Despite their marvels, robots are only used in select applications. “If the building’s ductwork is large enough, my crew will still crawl in and clean it,” said Line. “That is the most efficient, thorough way to clean ductwork. Robotic technology can be used for duct inspection and sealing in duct of any size, but it is used to clean only smaller ductwork.”

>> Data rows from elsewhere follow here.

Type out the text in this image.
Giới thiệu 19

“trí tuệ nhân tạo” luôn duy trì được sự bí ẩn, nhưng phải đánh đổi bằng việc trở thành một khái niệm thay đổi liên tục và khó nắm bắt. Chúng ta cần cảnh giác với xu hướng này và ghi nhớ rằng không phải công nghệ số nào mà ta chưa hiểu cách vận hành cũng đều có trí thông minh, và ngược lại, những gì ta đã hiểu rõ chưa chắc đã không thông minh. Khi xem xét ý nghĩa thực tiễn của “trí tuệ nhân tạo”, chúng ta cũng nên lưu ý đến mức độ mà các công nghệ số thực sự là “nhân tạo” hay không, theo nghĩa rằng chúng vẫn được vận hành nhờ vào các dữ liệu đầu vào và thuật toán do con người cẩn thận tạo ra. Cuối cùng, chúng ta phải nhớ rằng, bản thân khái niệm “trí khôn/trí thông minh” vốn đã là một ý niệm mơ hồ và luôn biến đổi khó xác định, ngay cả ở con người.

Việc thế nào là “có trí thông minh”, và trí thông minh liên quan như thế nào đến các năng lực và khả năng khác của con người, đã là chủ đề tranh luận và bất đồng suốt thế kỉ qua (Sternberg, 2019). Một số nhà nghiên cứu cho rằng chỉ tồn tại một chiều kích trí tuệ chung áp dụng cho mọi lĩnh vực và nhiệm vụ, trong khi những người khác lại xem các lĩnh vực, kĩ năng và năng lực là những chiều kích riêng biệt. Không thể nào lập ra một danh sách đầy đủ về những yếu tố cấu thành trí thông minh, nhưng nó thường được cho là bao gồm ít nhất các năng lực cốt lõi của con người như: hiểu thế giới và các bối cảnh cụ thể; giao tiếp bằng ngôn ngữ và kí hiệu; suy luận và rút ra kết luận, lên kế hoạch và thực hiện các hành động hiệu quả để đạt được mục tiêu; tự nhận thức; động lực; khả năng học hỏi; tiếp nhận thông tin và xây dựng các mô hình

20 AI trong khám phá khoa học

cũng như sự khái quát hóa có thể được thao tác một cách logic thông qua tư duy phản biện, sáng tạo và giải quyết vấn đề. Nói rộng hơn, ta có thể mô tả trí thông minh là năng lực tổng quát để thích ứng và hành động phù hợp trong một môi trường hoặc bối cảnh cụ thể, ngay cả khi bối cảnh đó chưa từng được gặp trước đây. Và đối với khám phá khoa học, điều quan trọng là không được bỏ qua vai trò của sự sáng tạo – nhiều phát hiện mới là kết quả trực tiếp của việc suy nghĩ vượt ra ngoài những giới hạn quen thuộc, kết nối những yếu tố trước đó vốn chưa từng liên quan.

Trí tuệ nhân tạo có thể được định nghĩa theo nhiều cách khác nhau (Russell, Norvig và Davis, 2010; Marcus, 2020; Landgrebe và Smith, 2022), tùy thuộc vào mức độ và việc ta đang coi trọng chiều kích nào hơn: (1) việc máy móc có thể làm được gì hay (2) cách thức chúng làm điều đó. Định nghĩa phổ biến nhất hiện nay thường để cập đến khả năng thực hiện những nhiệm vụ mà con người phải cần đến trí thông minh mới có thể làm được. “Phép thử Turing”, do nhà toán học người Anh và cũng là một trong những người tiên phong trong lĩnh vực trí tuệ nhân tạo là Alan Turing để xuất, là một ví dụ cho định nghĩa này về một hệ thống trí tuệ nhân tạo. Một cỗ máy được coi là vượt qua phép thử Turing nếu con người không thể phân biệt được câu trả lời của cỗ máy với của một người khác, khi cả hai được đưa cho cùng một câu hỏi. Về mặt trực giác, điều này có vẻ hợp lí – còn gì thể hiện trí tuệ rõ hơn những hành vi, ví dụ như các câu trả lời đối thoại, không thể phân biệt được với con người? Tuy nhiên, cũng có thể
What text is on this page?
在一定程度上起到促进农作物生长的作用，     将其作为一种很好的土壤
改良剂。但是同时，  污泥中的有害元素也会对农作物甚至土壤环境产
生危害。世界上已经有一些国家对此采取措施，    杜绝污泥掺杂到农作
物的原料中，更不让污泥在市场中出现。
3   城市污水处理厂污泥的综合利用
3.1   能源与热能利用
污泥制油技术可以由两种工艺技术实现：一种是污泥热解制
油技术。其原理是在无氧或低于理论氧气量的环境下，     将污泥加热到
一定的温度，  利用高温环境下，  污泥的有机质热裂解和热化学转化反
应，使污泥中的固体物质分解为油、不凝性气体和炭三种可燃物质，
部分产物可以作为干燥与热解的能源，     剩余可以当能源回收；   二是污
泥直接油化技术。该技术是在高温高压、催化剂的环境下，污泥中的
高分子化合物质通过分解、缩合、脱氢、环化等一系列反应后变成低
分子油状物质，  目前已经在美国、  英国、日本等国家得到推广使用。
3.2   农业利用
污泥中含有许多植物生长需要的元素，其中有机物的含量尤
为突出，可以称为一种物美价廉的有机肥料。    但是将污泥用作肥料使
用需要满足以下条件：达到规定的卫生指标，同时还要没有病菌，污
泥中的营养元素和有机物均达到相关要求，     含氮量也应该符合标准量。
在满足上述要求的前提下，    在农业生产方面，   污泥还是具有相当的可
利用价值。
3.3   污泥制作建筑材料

THE HIGH-TECH MARKETPLACE OF 2015
As Sani-Vac enters the second decade of the 21st Century, Line is seeing a resurgence of automotive work, continued work in the healthcare sectors, and the emergence of more projects in high-tech industries. “We have all these high-tech industries in Michigan,” said Sica. “These industries are manufacturing under such tight specifications, and they have such extensive cleanroom systems, that they can’t have any ‘dirt’ or particulate at all in these areas. It would adversely impact their manufacturing process and their products. There is also renewed interest on the industrial side in duct cleaning, particularly in plants where dirt blowing out of their ductwork would also impact their equipment and product.”
Sani-Vac has successfully navigated the sometimes rough waters of the past 40 years. From the automotive downturn to the Great Recession and back again, Sani-Vac has handled it all, and has created a company that provides a valuable service to a wide range of owners and to the entire construction industry.